Les quartiers changent, évoluent. Souvent, on oublie leur passé, leur architecture, leurs caractéristiques. Les destins qui s’y jouent sont pleins d’incertitudes, de rebondissements. Parfois, le souvenir de ceux-ci s’altère. Un effacement des vies et des lieux fusionné de manière émouvante dans la bande dessinée À Marée haute.
La bande dessinée s’ouvre par une citation de Julien Gracq. Dans la page suivante, une grue Titan apparaît. Peu après, c’est l’usine Béghin Say qui est représentée. Autant d’éléments symboliques qui plantent le cadre de À Marée haute : la ville de Nantes et plus particulièrement son île éponyme.
C’est là, dans ce lieu en pleine mutation, que se joue l’histoire de Fabrice et sa grand-mère Suzanne. Lui est un adolescent qui a fait des anciens chantiers navals son terrain de jeu. Elle est une personne âgée, ancienne habitante du quartier, et l’une des nombreuses petites mains qui ont œuvré dans la zone portuaire.
Une BD issue du cinéma
Tous les deux sont des témoins privilégiés d’une lame de fond : la tombée en désuétude puis la gentrification d’un ancien quartier industriel. Une histoire d’autant mieux racontée qu’elle est en grande partie autobiographique. « Le jeune homme c’est moi. Il y a 80 % de vécu dans ce récit. Ce sont mes souvenirs, mon enfance durant laquelle j’ai vu un quartier changer », détaille Aurélien Boulé, le scénariste.

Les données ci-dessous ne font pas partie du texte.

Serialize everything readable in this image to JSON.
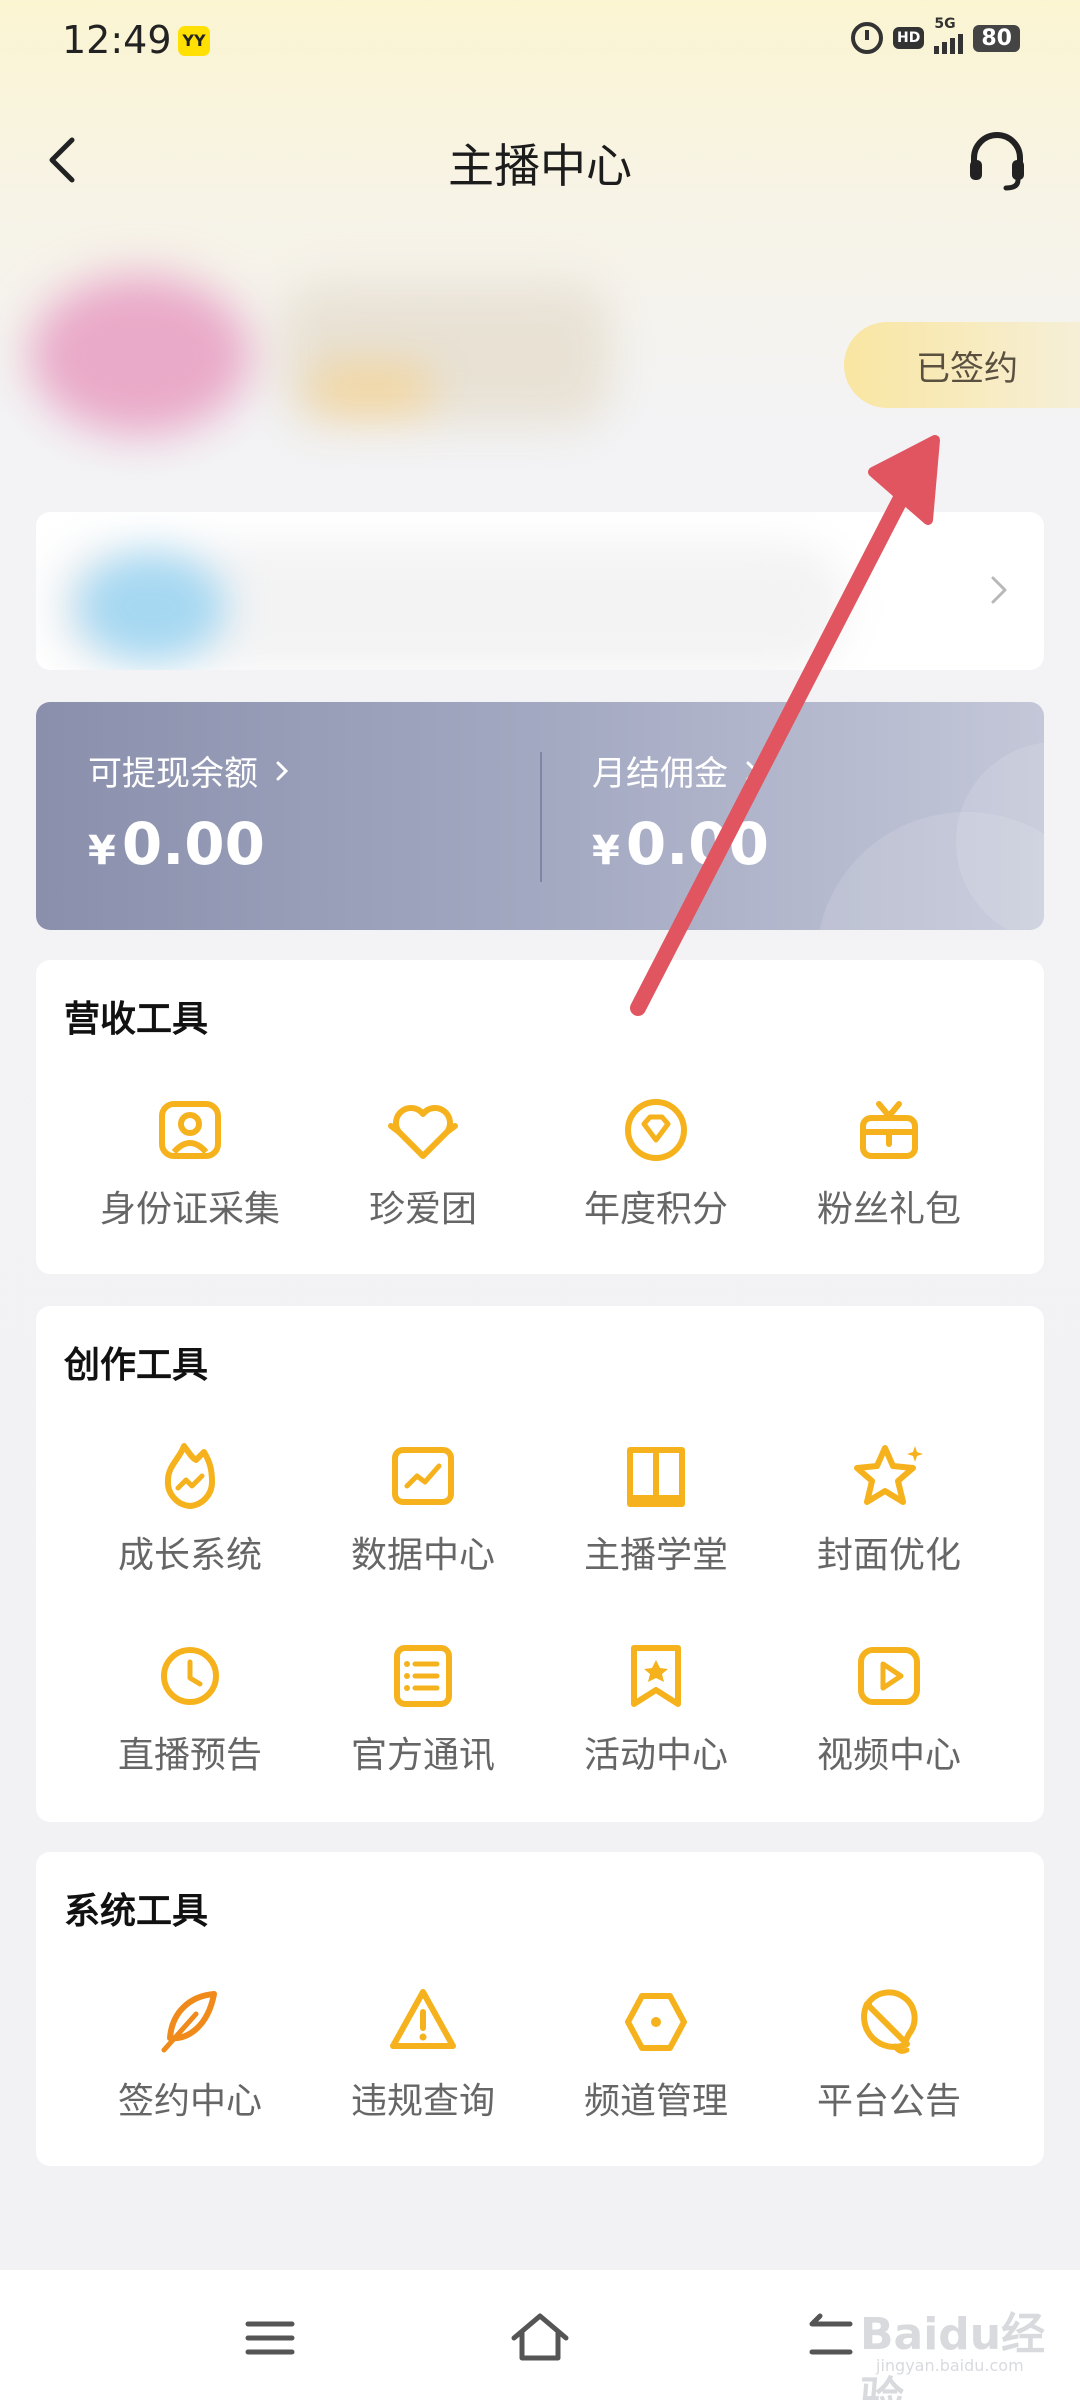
{
  "status_bar": {
    "time": "12:49",
    "app_badge": "YY",
    "hd_label": "HD",
    "network_label": "5G",
    "battery": "80",
    "icons": [
      "alarm-icon",
      "hd-icon",
      "signal-icon",
      "battery-icon"
    ]
  },
  "header": {
    "title": "主播中心",
    "back_icon": "chevron-left-icon",
    "support_icon": "headset-icon"
  },
  "profile": {
    "signed_badge": "已签约"
  },
  "balance": {
    "withdrawable_label": "可提现余额",
    "withdrawable_value": "0.00",
    "monthly_label": "月结佣金",
    "monthly_value": "0.00",
    "currency": "¥"
  },
  "revenue_tools": {
    "title": "营收工具",
    "items": [
      {
        "label": "身份证采集",
        "icon": "id-card-icon"
      },
      {
        "label": "珍爱团",
        "icon": "heart-crown-icon"
      },
      {
        "label": "年度积分",
        "icon": "diamond-icon"
      },
      {
        "label": "粉丝礼包",
        "icon": "gift-icon"
      }
    ]
  },
  "creation_tools": {
    "title": "创作工具",
    "items": [
      {
        "label": "成长系统",
        "icon": "flame-chart-icon"
      },
      {
        "label": "数据中心",
        "icon": "line-chart-icon"
      },
      {
        "label": "主播学堂",
        "icon": "book-icon"
      },
      {
        "label": "封面优化",
        "icon": "star-sparkle-icon"
      },
      {
        "label": "直播预告",
        "icon": "clock-icon"
      },
      {
        "label": "官方通讯",
        "icon": "list-icon"
      },
      {
        "label": "活动中心",
        "icon": "bookmark-star-icon"
      },
      {
        "label": "视频中心",
        "icon": "video-play-icon"
      }
    ]
  },
  "system_tools": {
    "title": "系统工具",
    "items": [
      {
        "label": "签约中心",
        "icon": "feather-icon"
      },
      {
        "label": "违规查询",
        "icon": "warning-icon"
      },
      {
        "label": "频道管理",
        "icon": "hexagon-icon"
      },
      {
        "label": "平台公告",
        "icon": "bell-icon"
      }
    ]
  },
  "bottom_nav": {
    "icons": [
      "menu-icon",
      "home-icon",
      "back-icon"
    ]
  },
  "watermark": {
    "logo": "Baidu经验",
    "url": "jingyan.baidu.com"
  },
  "colors": {
    "accent": "#f5b21c",
    "annotation_arrow": "#e05560",
    "balance_card": "#9aa0bb"
  }
}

Longtemps resté dans les cartons – huit ans environ – son projet était à la base destiné pour le cinéma via un court-métrage. « Mais les lieux ont beaucoup évolué et c’était difficile de mettre en image ces changements. Le choix a donc été fait de l’adapter en bande dessinée », relate ce Nantais de 31 ans.
Malgré tout, le lien avec le cinéma est visible au fil des pages. « J’ai souhaité donner un rythme particulier au récit. Il y a parfois des enchaînements de planches faits comme des travelling. On a voulu garder ce mouvement », précise le vidéaste de profession. Ainsi, une large place est laissée au dessin. Souvent le dialogue s’efface. Ce sont les images qui font le récit et évoquent le temps qui passe.
Les saisons défilent sous le pinceau de Paulette Taecke, artiste belge, qui a pris part pour la première fois à une bande dessinée. « Je l’ai rencontré quand j’étais en Belgique. C’est une peintre connue en Flandre, une spécialiste de l’univers maritime et des ports », explique Aurélien Boulé. Il a fourni à l’artiste des photos de Nantes comme support de travail.
« Histoire universelle »
Le Tripode, le Hangar à banane se dessinent sous ses traits. Le terroir local est aussi mis en lumière avec la représentation des rigolettes nantaises. Des marqueurs forts, supports d’un travail de mémoire, mené par Fabrice auprès de sa grand-mère. Si les images de l’ancien quartier s’effacent, il en est de même pour la vie de Suzanne. Désorientée, la vieille dame perd la mémoire. Une tragédie mal vécue par l’adolescent. Mais les deux protagonistes vont resserrer leurs liens et s’unir pour un dénouement à la fois poétique, tragique et plein d’espoir. Une illustration du quotidien vécu par de nombreuses personnes.
« Si l’histoire est nantaise, elle se veut la plus universelle possible. Il est possible de la transposer dans de nombreux endroits du monde », argue le scénariste. Pas besoin de connaître Nantes donc pour s’imprégner de cette bande dessinée. Mais il est vrai que sa résonance est d’autant plus forte si on a déjà eu l’occasion de se promener près des Machines de l’île et du célèbre Grand Éléphant, symbole s’il en est de l’évolution de l’île de Nantes.
À marée haute, d’Aurélien Boulé et Paulette Taecke, Sixto Editions, 70 pages. 16,90 €.